What can you do with a degree in public service?
David Schachter, assistant dean of student affairs for New York University, in the US News and World Report article, “How to Make a Career in Public Service,” advises students considering making public service their career to look at the field this way: they can focus on an issue they care about, they can try to identify a role they would like to play, they can pinpoint the sort of organization they would most want to work for, or they can identify the system they would want to be a part of, such as our public schools or the correctional system.
With Professor Schachter’s advice in mind, consider the list of job descriptions below.
Do any of them feel like a good fit for you? Some of these are entry-level positions, for others, you may need a graduate degree to be qualified.
- Emergency management coordinator – When our nation experiences a large-scale emergency, whether it’s a tornado, a flood or a terrorist attack, an emergency management coordinator is needed to organize the facilities, resources and personnel that will respond to the crisis. In quieter times, they are responsible for creating preparedness and recovery plans, and understanding all the state and federal regulations that apply.
- City or county manager – City and county managers direct and coordinate all of the administrative processes that are needed for their jurisdiction to function. They usually operate under the direction of an elected board or council, and oversee hiring and firing decisions, repairs and maintenance, and state and federal compliance issues.
- Public administrator – As a top-tier civil servant, public administrators oversee and implement the policies and activities of the government for which they work – be it local, state, county or federal. Their areas of oversight can include legal, financial, educational and healthcare public concerns.
- Politician – In our country, politicians often get a bad name, but the field is full of dedicated, generous, public-minded people who step in to fill the numerous elected positions needed to keep our country running at every level, from the local school board, through state and local elected offices, all the way up through the presidency of the United States.
- Education administrator – School administrators oversee the administrative duties that keep our public schools running. These duties can include hiring and firing decisions, the planning of school events and overseeing the implementation of curriculum decisions that come down from the state or local school board.
- Nonprofit fundraising coordinator – Every nonprofit organization relies on the good will of their donors to keep their programs running. They need a fundraising coordinator to investigate fundraising opportunities, to target those most likely to donate, and to contact corporations who might be interested in funding the organization.
- Management consultant – Very few businesses, or nonprofit organizations, handle every administrative aspect of their organization flawlessly.
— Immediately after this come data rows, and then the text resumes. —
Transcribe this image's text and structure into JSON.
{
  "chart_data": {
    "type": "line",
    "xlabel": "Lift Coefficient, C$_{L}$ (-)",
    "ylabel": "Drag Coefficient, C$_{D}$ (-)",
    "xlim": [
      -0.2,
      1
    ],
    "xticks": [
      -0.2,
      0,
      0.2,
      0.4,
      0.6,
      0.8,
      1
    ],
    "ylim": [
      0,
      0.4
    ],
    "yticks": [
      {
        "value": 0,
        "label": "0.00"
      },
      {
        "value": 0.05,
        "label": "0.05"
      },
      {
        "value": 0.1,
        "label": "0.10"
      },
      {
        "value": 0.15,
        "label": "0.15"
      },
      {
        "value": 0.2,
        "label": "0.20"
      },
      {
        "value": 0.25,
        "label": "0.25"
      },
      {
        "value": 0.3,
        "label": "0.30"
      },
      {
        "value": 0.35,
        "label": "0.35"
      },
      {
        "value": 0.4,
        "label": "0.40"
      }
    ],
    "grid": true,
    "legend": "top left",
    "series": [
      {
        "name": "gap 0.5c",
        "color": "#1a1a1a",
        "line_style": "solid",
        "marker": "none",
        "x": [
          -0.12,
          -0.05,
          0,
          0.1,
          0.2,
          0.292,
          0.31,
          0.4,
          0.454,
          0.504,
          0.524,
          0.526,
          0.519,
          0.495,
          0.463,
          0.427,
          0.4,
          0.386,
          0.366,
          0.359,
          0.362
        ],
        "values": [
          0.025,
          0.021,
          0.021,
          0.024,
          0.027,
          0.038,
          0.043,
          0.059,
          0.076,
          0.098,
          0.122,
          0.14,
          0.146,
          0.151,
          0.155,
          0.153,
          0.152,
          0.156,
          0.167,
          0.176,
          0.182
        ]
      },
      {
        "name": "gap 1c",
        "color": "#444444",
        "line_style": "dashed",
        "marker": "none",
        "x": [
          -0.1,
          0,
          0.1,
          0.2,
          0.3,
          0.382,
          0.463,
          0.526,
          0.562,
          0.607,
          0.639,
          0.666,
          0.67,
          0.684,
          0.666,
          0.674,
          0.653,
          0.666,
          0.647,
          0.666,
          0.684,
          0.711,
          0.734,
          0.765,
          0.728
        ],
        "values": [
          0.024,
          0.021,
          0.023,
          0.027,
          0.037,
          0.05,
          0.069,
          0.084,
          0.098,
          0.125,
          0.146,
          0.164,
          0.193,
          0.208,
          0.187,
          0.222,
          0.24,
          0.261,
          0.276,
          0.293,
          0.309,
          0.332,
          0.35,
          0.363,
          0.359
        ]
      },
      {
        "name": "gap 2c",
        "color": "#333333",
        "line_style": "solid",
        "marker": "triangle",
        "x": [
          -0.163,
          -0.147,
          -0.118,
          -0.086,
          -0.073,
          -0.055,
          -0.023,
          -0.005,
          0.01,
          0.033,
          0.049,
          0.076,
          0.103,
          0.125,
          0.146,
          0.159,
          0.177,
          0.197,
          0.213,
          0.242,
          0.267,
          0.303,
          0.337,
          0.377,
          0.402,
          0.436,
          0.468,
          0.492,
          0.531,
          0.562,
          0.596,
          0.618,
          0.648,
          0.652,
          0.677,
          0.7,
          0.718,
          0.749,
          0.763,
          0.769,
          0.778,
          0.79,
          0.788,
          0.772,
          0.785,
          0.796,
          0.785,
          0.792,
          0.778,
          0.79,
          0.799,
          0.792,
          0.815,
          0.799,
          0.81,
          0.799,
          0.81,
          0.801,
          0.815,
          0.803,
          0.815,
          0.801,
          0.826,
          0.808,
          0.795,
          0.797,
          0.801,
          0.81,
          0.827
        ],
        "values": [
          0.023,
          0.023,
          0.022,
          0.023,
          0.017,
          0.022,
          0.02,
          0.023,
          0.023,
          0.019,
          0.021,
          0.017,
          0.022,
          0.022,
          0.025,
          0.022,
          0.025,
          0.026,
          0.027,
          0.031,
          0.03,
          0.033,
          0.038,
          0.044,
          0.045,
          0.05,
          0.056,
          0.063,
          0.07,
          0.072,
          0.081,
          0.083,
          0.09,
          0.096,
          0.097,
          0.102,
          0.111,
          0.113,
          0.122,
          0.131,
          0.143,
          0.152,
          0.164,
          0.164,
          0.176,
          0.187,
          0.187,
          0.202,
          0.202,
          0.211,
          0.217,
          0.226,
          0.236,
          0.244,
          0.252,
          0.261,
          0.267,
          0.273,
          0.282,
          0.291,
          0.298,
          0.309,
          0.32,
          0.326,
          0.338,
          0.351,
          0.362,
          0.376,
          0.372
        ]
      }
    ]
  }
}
A management consultant will look at those administrative processes and find ways to improve workflow, communications, asset allocations, public relations and expansion.
- Parks and recreation manager – Whether a city is deep within a wooded area, or in the heart of urban sprawl, it needs to offer its citizens opportunities to relax, recreate and exercise. The parks and recreation manager will oversee and coordinate the program’s available facilities, finances and personnel in a way that maximizes its outreach, providing the highest quality programs to the people it serves.
- Urban planner – Urban planners work with local officials, city residents, business owners, architects and engineers to plan or expand urban areas. They try to balance the needs of everyone involved to make city spaces that include private homes, businesses, affordable housing, city centers, and common areas for government, community activities and recreation. All of this is done with an eye toward making a city that is many different things: functional, efficient, affordable, even aesthetically pleasing. That’s quite a balancing act.
- Grant writer – Grant writers work for businesses of all types, including nonprofit agencies, universities, and hospitals. They research funding opportunities for the institution for which they work, and submit the needed documentation in the form of a grant proposal in the hopes of securing that funding to use for projects, program expansion plans and even hiring additional personnel.
- Legal advocate – A legal advocate usually works within a law office or the court system to assist victims of domestic violence. Their duties can include accompanying a victim to court, helping that victim obtain a restraining order if one is needed, making legal referrals, and explaining their rights and legal options to them.
- Volunteer coordinator – Most nonprofit organizations have a full-time staff of paid employees, but they also count on volunteers to lend a hand in accomplishing their goals. The volunteer coordinator finds people interested in helping the organization, screens them, finds the position where their talents are most needed and schedules their time.
- Operations analyst – An operations analyst studies the workings of a company or nonprofit organization and comes up with problem-solving approaches to help them streamline their project management, cash flow, client relationships, networking processes and hiring outreach.